The first blessing to the corps involved the building’s lanai, or porch, which was erected in 1883 and purchased by The Salvation Army at auction in 1956.
“Because the corps ended the fiscal year in the black, it was a good time—as suggested by Hawaiian and Pacific Islands Divisional Commander Major Jeff Martin—to repair the lanai,” Todd said.
He contacted Donovan and Wendy Keliikoa, who run a local home repair service. While discussing the repair estimate, the couple said that because the corps and thrift store helped them in the past, they wanted to do the restoration at no charge as a way to pay it forward.
“My husband and I have had many blessings from God, and The Salvation Army was one of the many blessings he sent our way,” Wendy Keliikoa said.
The wide lanai covers two sides of the building and looks out onto a grassy area between the building and the street. The space is perfect for drive-in church services, which have taken place during the pandemic. Over the years it has also hosted concerts, Easter community services, First Friday town vendors and parade spectators.
The second blessing came that same week—the replacement of two refrigerator freezers. As part of the Hawaiian and Pacific Islands Division Emergency Disaster Services response to COVID-19, the corps’ food pantry also remained open. After three unsuccessful attempts to secure funding from the local electric company to replace the inefficient, aging units, one of them failed completely, leaving the corps kitchen without a usable refrigerator.
The second unit in the food pantry, identical to the kitchen refrigerator, seemed destined to die any day. Todd contacted the divisional grant department to secure funding for two refrigerators. The grant search had barely started, when a long-time vegetable donor to the Honoka’a Corps food pantry presented Todd with a check for $2,500.

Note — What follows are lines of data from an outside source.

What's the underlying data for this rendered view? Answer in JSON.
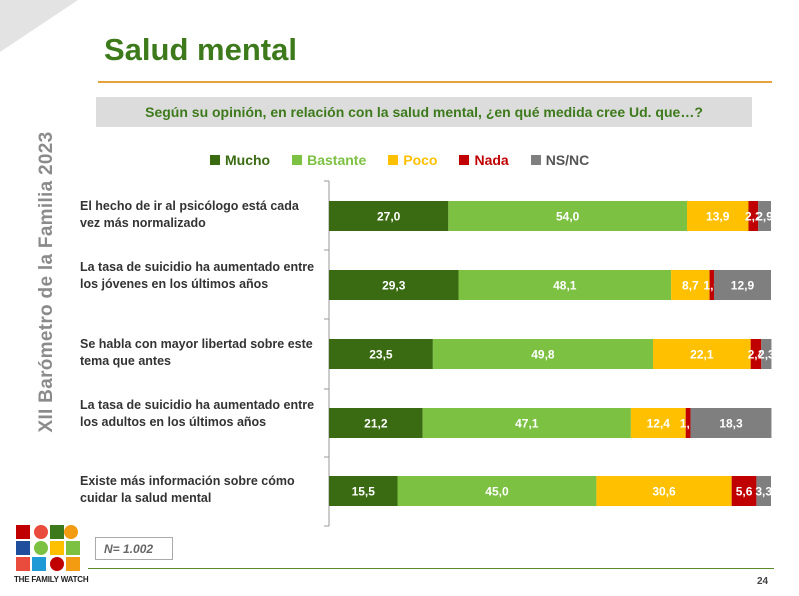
{
  "page": {
    "title": "Salud mental",
    "side_title": "XII  Barómetro de la Familia  2023",
    "question": "Según su opinión, en relación con la salud mental, ¿en qué medida cree Ud. que…?",
    "sample_note": "N= 1.002",
    "page_number": "24",
    "logo_text": "THE FAMILY WATCH"
  },
  "colors": {
    "title": "#3d7a1b",
    "accent_rule": "#e8a23a"
  },
  "chart_data": {
    "type": "bar",
    "orientation": "horizontal",
    "stacked": true,
    "xlim": [
      0,
      100
    ],
    "categories": [
      "El hecho de ir al psicólogo está cada vez más normalizado",
      "La tasa de suicidio ha aumentado entre los jóvenes en los últimos años",
      "Se habla con mayor libertad sobre este tema que antes",
      "La tasa de suicidio ha aumentado entre los adultos en los últimos años",
      "Existe más información sobre cómo cuidar la salud mental"
    ],
    "series": [
      {
        "name": "Mucho",
        "color": "#3a6b12",
        "values": [
          27.0,
          29.3,
          23.5,
          21.2,
          15.5
        ],
        "labels": [
          "27,0",
          "29,3",
          "23,5",
          "21,2",
          "15,5"
        ]
      },
      {
        "name": "Bastante",
        "color": "#7cc142",
        "values": [
          54.0,
          48.1,
          49.8,
          47.1,
          45.0
        ],
        "labels": [
          "54,0",
          "48,1",
          "49,8",
          "47,1",
          "45,0"
        ]
      },
      {
        "name": "Poco",
        "color": "#ffc000",
        "values": [
          13.9,
          8.7,
          22.1,
          12.4,
          30.6
        ],
        "labels": [
          "13,9",
          "8,7",
          "22,1",
          "12,4",
          "30,6"
        ]
      },
      {
        "name": "Nada",
        "color": "#c00000",
        "values": [
          2.2,
          1.0,
          2.4,
          1.1,
          5.6
        ],
        "labels": [
          "2,2",
          "1,0",
          "2,4",
          "1,1",
          "5,6"
        ]
      },
      {
        "name": "NS/NC",
        "color": "#7f7f7f",
        "values": [
          2.9,
          12.9,
          2.3,
          18.3,
          3.3
        ],
        "labels": [
          "2,9",
          "12,9",
          "2,3",
          "18,3",
          "3,3"
        ]
      }
    ],
    "legend": "top"
  }
}
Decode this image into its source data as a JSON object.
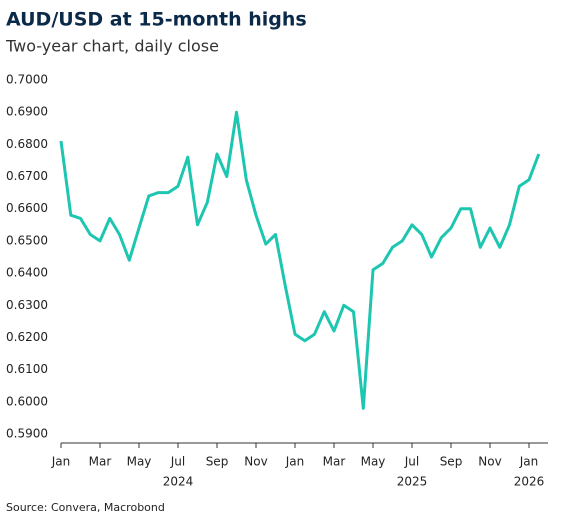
{
  "chart_data": {
    "type": "line",
    "title": "AUD/USD at 15-month highs",
    "subtitle": "Two-year chart, daily close",
    "source": "Source: Convera, Macrobond",
    "categories": [
      "Jan",
      null,
      null,
      null,
      "Mar",
      null,
      null,
      null,
      "May",
      null,
      null,
      null,
      "Jul",
      null,
      null,
      null,
      "Sep",
      null,
      null,
      null,
      "Nov",
      null,
      null,
      null,
      "Jan",
      null,
      null,
      null,
      "Mar",
      null,
      null,
      null,
      "May",
      null,
      null,
      null,
      "Jul",
      null,
      null,
      null,
      "Sep",
      null,
      null,
      null,
      "Nov",
      null,
      null,
      null,
      "Jan",
      null
    ],
    "years": [
      "2024",
      "2025",
      "2026"
    ],
    "series": [
      {
        "name": "AUD/USD",
        "color": "#1cc6b0",
        "values": [
          0.681,
          0.658,
          0.657,
          0.652,
          0.65,
          0.657,
          0.652,
          0.644,
          0.654,
          0.664,
          0.665,
          0.665,
          0.667,
          0.676,
          0.655,
          0.662,
          0.677,
          0.67,
          0.69,
          0.669,
          0.658,
          0.649,
          0.652,
          0.636,
          0.621,
          0.619,
          0.621,
          0.628,
          0.622,
          0.63,
          0.628,
          0.598,
          0.641,
          0.643,
          0.648,
          0.65,
          0.655,
          0.652,
          0.645,
          0.651,
          0.654,
          0.66,
          0.66,
          0.648,
          0.654,
          0.648,
          0.655,
          0.667,
          0.669,
          0.677
        ]
      }
    ],
    "ylim": [
      0.59,
      0.7
    ],
    "yticks": [
      {
        "value": 0.59,
        "label": "0.5900"
      },
      {
        "value": 0.6,
        "label": "0.6000"
      },
      {
        "value": 0.61,
        "label": "0.6100"
      },
      {
        "value": 0.62,
        "label": "0.6200"
      },
      {
        "value": 0.63,
        "label": "0.6300"
      },
      {
        "value": 0.64,
        "label": "0.6400"
      },
      {
        "value": 0.65,
        "label": "0.6500"
      },
      {
        "value": 0.66,
        "label": "0.6600"
      },
      {
        "value": 0.67,
        "label": "0.6700"
      },
      {
        "value": 0.68,
        "label": "0.6800"
      },
      {
        "value": 0.69,
        "label": "0.6900"
      },
      {
        "value": 0.7,
        "label": "0.7000"
      }
    ]
  }
}
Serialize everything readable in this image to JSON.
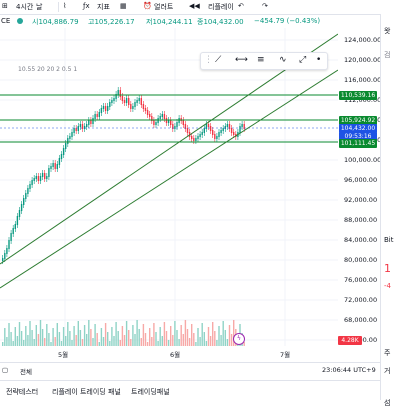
{
  "toolbar": {
    "timeframe": "4시간",
    "candle_type": "날",
    "indicator_label": "지표",
    "alert_label": "얼러트",
    "replay_label": "리플레이"
  },
  "ohlc": {
    "symbol": "CE",
    "open": "시104,886.79",
    "high": "고105,226.17",
    "low": "저104,244.11",
    "close": "종104,432.00",
    "change": "−454.79 (−0.43%)"
  },
  "indicator_values": "10.55 20 20 2 0.5 1",
  "price_axis": {
    "labels": [
      "124,000.00",
      "120,000.00",
      "116,000.00",
      "112,000.00",
      "108,000.00",
      "104,000.00",
      "100,000.00",
      "96,000.00",
      "92,000.00",
      "88,000.00",
      "84,000.00",
      "80,000.00",
      "76,000.00",
      "72,000.00",
      "68,000.00",
      "64,000.00"
    ],
    "tags": {
      "upper_level": "110,539.16",
      "mid_level": "105,924.92",
      "current_price": "104,432.00",
      "countdown": "09:53:16",
      "lower_level": "101,111.45"
    }
  },
  "time_axis": {
    "labels": [
      "5월",
      "6월",
      "7월"
    ]
  },
  "volume_tag": "4.28K",
  "range_bar": {
    "left_text": "전체",
    "clock": "23:06:44 UTC+9"
  },
  "bottom_tabs": [
    "전략테스터",
    "리플레이 트레이딩 패널",
    "트레이딩패널"
  ],
  "right_strip": {
    "items": [
      "왓",
      "검",
      "Bit",
      "1",
      "-4",
      "주",
      "거",
      "섬"
    ]
  },
  "colors": {
    "up": "#26a69a",
    "down": "#ef5350",
    "up_candle": "#089981",
    "down_candle": "#f23645",
    "level_line": "#0a8a2f",
    "trend_line": "#2e7d32",
    "current_tag": "#1e53e5"
  }
}
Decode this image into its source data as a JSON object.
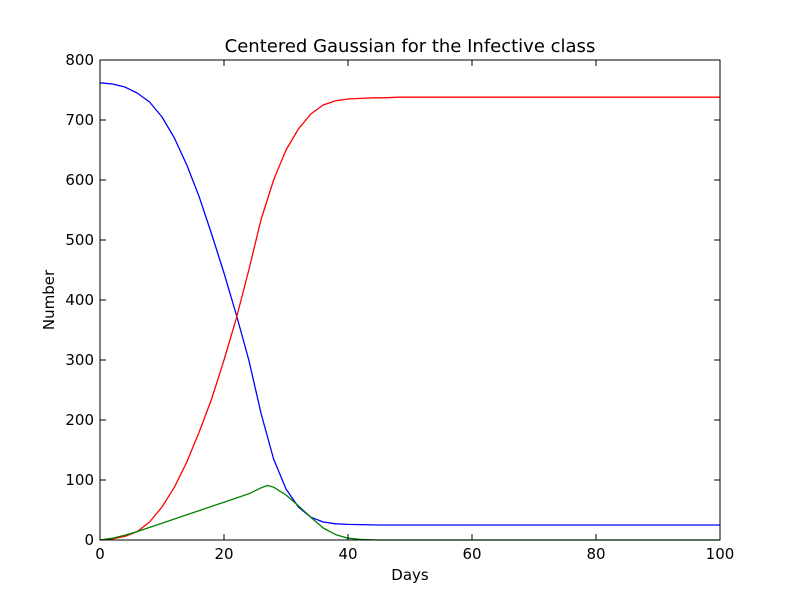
{
  "chart_data": {
    "type": "line",
    "title": "Centered Gaussian for the Infective class",
    "xlabel": "Days",
    "ylabel": "Number",
    "xlim": [
      0,
      100
    ],
    "ylim": [
      0,
      800
    ],
    "xticks": [
      0,
      20,
      40,
      60,
      80,
      100
    ],
    "yticks": [
      0,
      100,
      200,
      300,
      400,
      500,
      600,
      700,
      800
    ],
    "grid": false,
    "legend": "none",
    "series": [
      {
        "color": "#0000ff",
        "x": [
          0,
          2,
          4,
          6,
          8,
          10,
          12,
          14,
          16,
          18,
          20,
          22,
          24,
          26,
          28,
          30,
          32,
          34,
          36,
          38,
          40,
          45,
          50,
          60,
          70,
          80,
          90,
          100
        ],
        "y": [
          762,
          760,
          755,
          745,
          730,
          705,
          670,
          625,
          572,
          510,
          445,
          375,
          300,
          210,
          135,
          85,
          55,
          38,
          30,
          27,
          26,
          25,
          25,
          25,
          25,
          25,
          25,
          25
        ]
      },
      {
        "color": "#ff0000",
        "x": [
          0,
          2,
          4,
          6,
          8,
          10,
          12,
          14,
          16,
          18,
          20,
          22,
          24,
          26,
          28,
          30,
          32,
          34,
          36,
          38,
          40,
          42,
          44,
          46,
          48,
          50,
          60,
          70,
          80,
          90,
          100
        ],
        "y": [
          0,
          2,
          6,
          14,
          30,
          55,
          88,
          130,
          180,
          235,
          300,
          370,
          450,
          535,
          600,
          650,
          685,
          710,
          725,
          732,
          735,
          736,
          737,
          737,
          738,
          738,
          738,
          738,
          738,
          738,
          738
        ]
      },
      {
        "color": "#008000",
        "x": [
          0,
          2,
          4,
          6,
          8,
          10,
          12,
          14,
          16,
          18,
          20,
          22,
          24,
          25,
          26,
          27,
          28,
          30,
          32,
          34,
          36,
          38,
          40,
          42,
          45,
          50,
          60,
          70,
          80,
          90,
          100
        ],
        "y": [
          0,
          3,
          8,
          14,
          21,
          28,
          35,
          42,
          49,
          56,
          63,
          70,
          77,
          82,
          87,
          91,
          88,
          75,
          57,
          38,
          20,
          9,
          3,
          1,
          0,
          0,
          0,
          0,
          0,
          0,
          0
        ]
      }
    ]
  }
}
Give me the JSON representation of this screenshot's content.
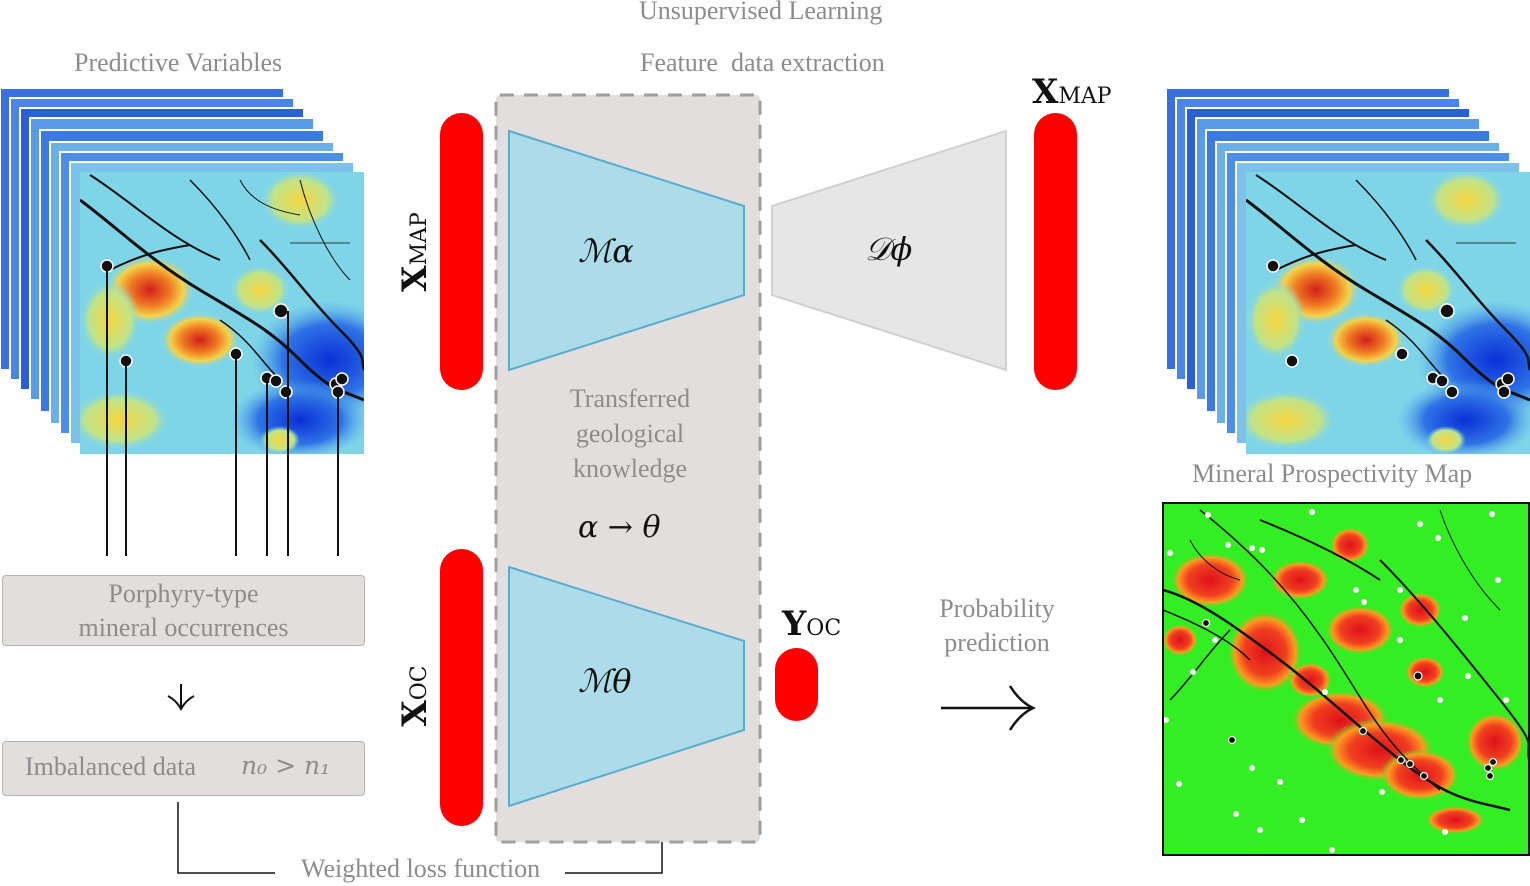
{
  "diagram": {
    "title_top": "Unsupervised Learning",
    "subtitle_top": "Feature  data extraction",
    "predictive_variables_label": "Predictive Variables",
    "occurrences_box": [
      "Porphyry-type",
      "mineral occurrences"
    ],
    "imbalanced_box": "Imbalanced data",
    "imbalance_expr": "n₀ > n₁",
    "weighted_loss_label": "Weighted loss function",
    "transfer_label": [
      "Transferred",
      "geological",
      "knowledge"
    ],
    "transfer_expr": "α → θ",
    "encoder_alpha": "ℳα",
    "decoder_phi": "𝒟ϕ",
    "encoder_theta": "ℳθ",
    "x_map_left": "X",
    "x_map_left_sub": "MAP",
    "x_map_right": "X",
    "x_map_right_sub": "MAP",
    "x_oc": "X",
    "x_oc_sub": "OC",
    "y_oc": "Y",
    "y_oc_sub": "OC",
    "probability_label": [
      "Probability",
      "prediction"
    ],
    "map_title": "Mineral Prospectivity Map",
    "colors": {
      "red_bar": "#ff0000",
      "encoder_fill": "#acdce9",
      "encoder_stroke": "#5aaccd",
      "decoder_fill": "#e6e6e6",
      "shaded_region": "#e3dede",
      "prospect_green": "#33ee22"
    }
  }
}
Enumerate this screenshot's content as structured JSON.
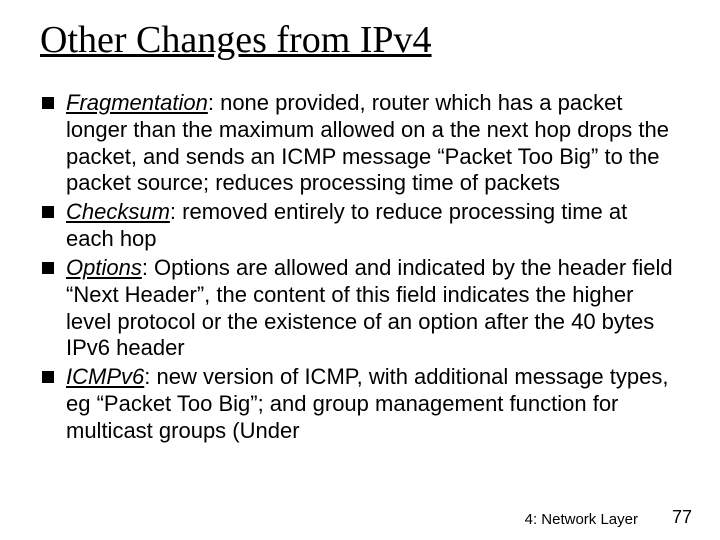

Todd visited Home Depot, where he found two Samsung refrigerator freezers (only two of this model in stock) discounted by $700 each, available for a merchandise total of $2,596 for the two units.
While the corps has been “twice blessed,” the blessings continued to flow, according to Todd, who said that the Kelikoas decided to renovate the entire corps building at no charge.
“‘Doing the Most Good,’ even when it’s done quietly, gets noticed and appreciated,” Todd said.
He’s worked to get the community involved in the corps’ activities, starting by visiting churches, businesses, organizations and volunteer groups to enlist their partnership.
“Slowly at first, then faster each year, individuals and volunteer groups partnered with the Honoka’a Corps,” he said.
This year volunteer bell ringers collected $39,100 in donations at four north Hawaii locations, and the corps received $7,000 in food certificates—$5,000 from Latter-day Saint Charities—for the food pantry and Angel Tree participants.